Ministry of Environmental Conservation and Forestry
- Seal of the Ministry of Environmental Conservation and Forestry

Agency overview
- Formed: 1948
- Preceding agencies: Ministry of Agriculture; Ministry of Forestry and Forests;
- Dissolved: March 30, 2016
- Superseding agency: Ministry of Natural Resources and Environmental Conservation;
- Jurisdiction: Government of Myanmar
- Headquarters: Naypyidaw 19°49′16″N 96°07′54″E﻿ / ﻿19.8210144°N 96.1316358°E
- Minister responsible: Khin Maung Yee;
- Deputy Minister responsible: Incumbent;
- Child agencies: Minister’s Office; Planning and Statistics Department; Forest Department; Dry Zone Greening Department; Myanma Timber Enterprise; Survey Department; Environmental Conservation Department;
- Website: www.moecaf.gov.mm

= Ministry of Environmental Conservation and Forestry (Myanmar) =

The Ministry of Environmental Conservation and Forestry (ပတ်ဝန်းကျင်ထိန်းသိမ်းရေးနှင့် သစ်တောရေးရာ ဝန်ကြီးဌာန) was a ministry in the government of Myanmar responsible for the country's forestry and logging sectors. From 1948 to 5 March 1992, the Ministry was joined with the Ministry of Agriculture and Irrigation as the Ministry of Agriculture and Forests.

The Ministry was organized as Ministry of Natural Resources and Environmental Conservation by combination of Ministry of Mines.

== Organisations ==
The Ministry of Environmental Conservation and Forestry includes the following departments;
- Planning and Statistics Department
- Forest Department
- Dry zone Greening Department
- Environmental Conservation Department
- Survey Department
- Myanma Timber Enterprise

=== Planning and Statistics Department ===
The department is responsible for evaluation and monitoring the implementation of the forest policies, production and work targets, short and long-term planning and the project achievements of the Ministry of Environmental Conservation and Forestry.

The department coordinates with other Department and Enterprise within the Ministry of Environmental Conservation and Forestry on cases such as planning and statistics, international relations, business on wood-based industry, technical assistance from abroad and timber trade. The department is also responsible for evaluating and monitoring the implementation of planned targets of individual organisations under the Ministry to ensure the annual progress of the GDP accordingly. The activities of the department involve promotion of relation with international organisations, provision of assistance in the implementation of the projects by liaisoning with other Ministries, departments and international organisations. The department initiates appropriate regulations, reviews the market situation, observes the Government inputs and reports to the authorities concerned occasionally.

=== Forest Department ===
Since its inception 140 years ago, the Forest Department, in various forms through different areas and systems, has successfully performed its protection and production functions in harmony, based upon a policy of sustainable utilisation of valuable forest resources . While endeavouring to promote the status of the nation's economy, the Forest Department has been meeting the people's basic needs for timber, fuelwood, bamboo and other forest products using the methods of extraction with the least impact on the natural environment.

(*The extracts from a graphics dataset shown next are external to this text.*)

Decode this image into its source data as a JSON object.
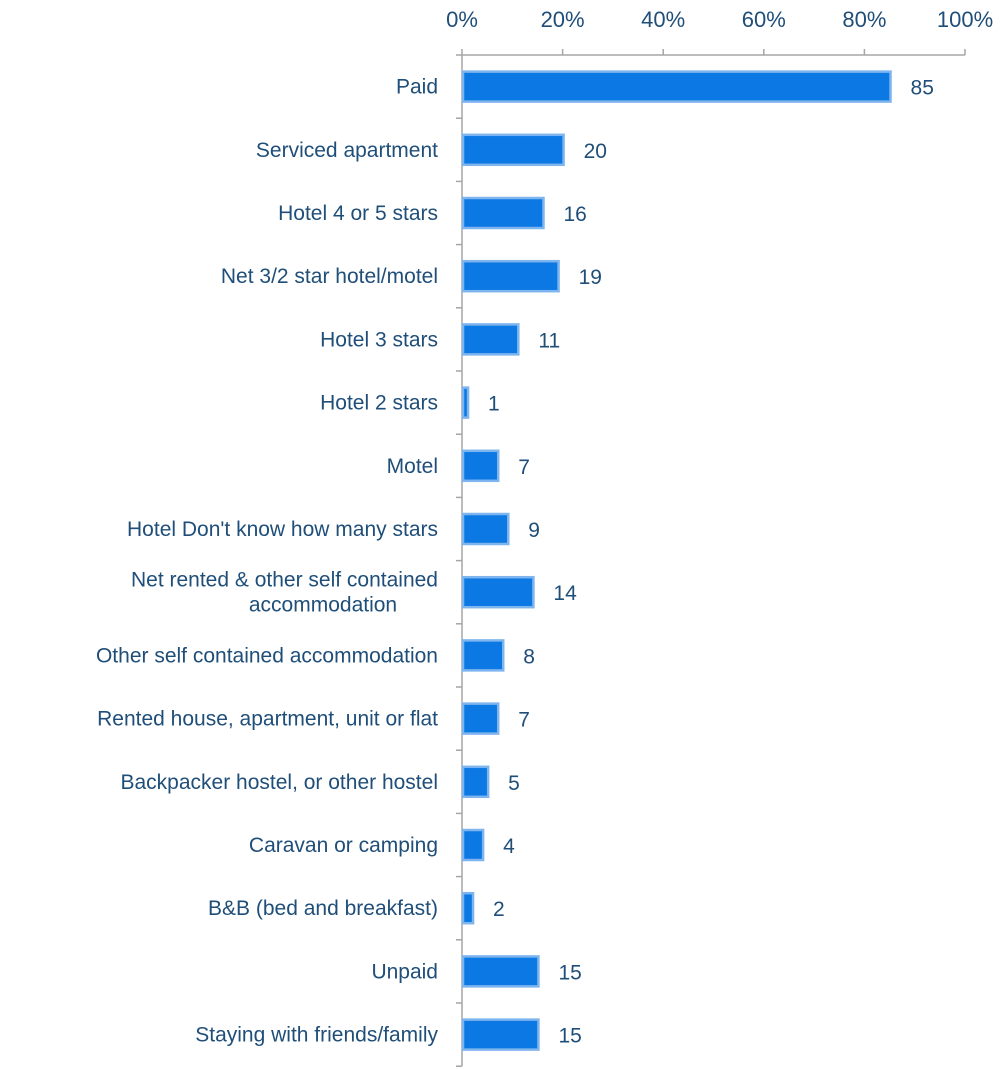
{
  "chart_data": {
    "type": "bar",
    "orientation": "horizontal",
    "categories": [
      "Paid",
      "Serviced apartment",
      "Hotel 4 or 5 stars",
      "Net 3/2 star hotel/motel",
      "Hotel 3 stars",
      "Hotel 2 stars",
      "Motel",
      "Hotel Don't know how many stars",
      "Net rented & other self contained accommodation",
      "Other self contained accommodation",
      "Rented house, apartment, unit or flat",
      "Backpacker hostel, or other hostel",
      "Caravan or camping",
      "B&B (bed and breakfast)",
      "Unpaid",
      "Staying with friends/family"
    ],
    "category_lines": [
      [
        "Paid"
      ],
      [
        "Serviced apartment"
      ],
      [
        "Hotel 4 or 5 stars"
      ],
      [
        "Net 3/2 star hotel/motel"
      ],
      [
        "Hotel 3 stars"
      ],
      [
        "Hotel 2 stars"
      ],
      [
        "Motel"
      ],
      [
        "Hotel Don't know how many stars"
      ],
      [
        "Net rented & other self contained",
        "accommodation"
      ],
      [
        "Other self contained accommodation"
      ],
      [
        "Rented house, apartment, unit or flat"
      ],
      [
        "Backpacker hostel, or other hostel"
      ],
      [
        "Caravan or camping"
      ],
      [
        "B&B (bed and breakfast)"
      ],
      [
        "Unpaid"
      ],
      [
        "Staying with friends/family"
      ]
    ],
    "values": [
      85,
      20,
      16,
      19,
      11,
      1,
      7,
      9,
      14,
      8,
      7,
      5,
      4,
      2,
      15,
      15
    ],
    "data_labels": [
      "85",
      "20",
      "16",
      "19",
      "11",
      "1",
      "7",
      "9",
      "14",
      "8",
      "7",
      "5",
      "4",
      "2",
      "15",
      "15"
    ],
    "xlim": [
      0,
      100
    ],
    "x_ticks": [
      0,
      20,
      40,
      60,
      80,
      100
    ],
    "x_tick_labels": [
      "0%",
      "20%",
      "40%",
      "60%",
      "80%",
      "100%"
    ],
    "x_axis_position": "top",
    "title": "",
    "xlabel": "",
    "ylabel": "",
    "grid": false,
    "legend": "none",
    "colors": {
      "bar_fill": "#0b78e3",
      "bar_edge": "#7fb5ef",
      "text": "#1f4e79",
      "axis": "#a6a6a6"
    }
  }
}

=== Dry zone Greening Department ===
Dry Zone Greening Department (DZGD) was formed under Ministry of Environmental Conservation and Forestry on 22 July 1997 with specific aim to implement greening of central Dry Zone of Myanmar. Headquarters consists of Director General's office, Admin Division, Planning Division and Engineering Division. Territorial offices include regional director offices, district offices and township offices. Sanctioned strength of the department is a total 3231, including 137 officers and 3094 staffs.

According to new amendment working area of Dry Zone Greening Department includes 3 regions, 12 districts and 54 townships (excluding Gangaw District), covering 20.17 million acres of dry land forests.

=== Environmental Conservation Department ===
The Environmental Conservation Department, one of the six departments under the Ministry of Environmental Conservation and Forestry is responsible for implementing National Environmental Policy, strategy, framework, planning and action plan for the integration of environmental consideration into in the national sustainable development process. And then to manage natural resources conservation and sustainable utilisation, the pollution control on water, air and land for the sustainable environment. And also to co-operate with other government organisations, civil society, private sectors and international organisations concerning with environmental management.

For example, the Myanmar Engineering Society has identified at least 39 locations capable of geothermal power production and some of these hydrothermal reservoirs lie quite close to Yangon which is a significant underutilized resource for power generation to accelerate rural economic development with minimal impact to the environment.

=== Survey Department ===
Survey Department mainly takes responsibilities for topographic mapping throughout the whole country and jointly carries out boundary demarcation works with neighbouring countries.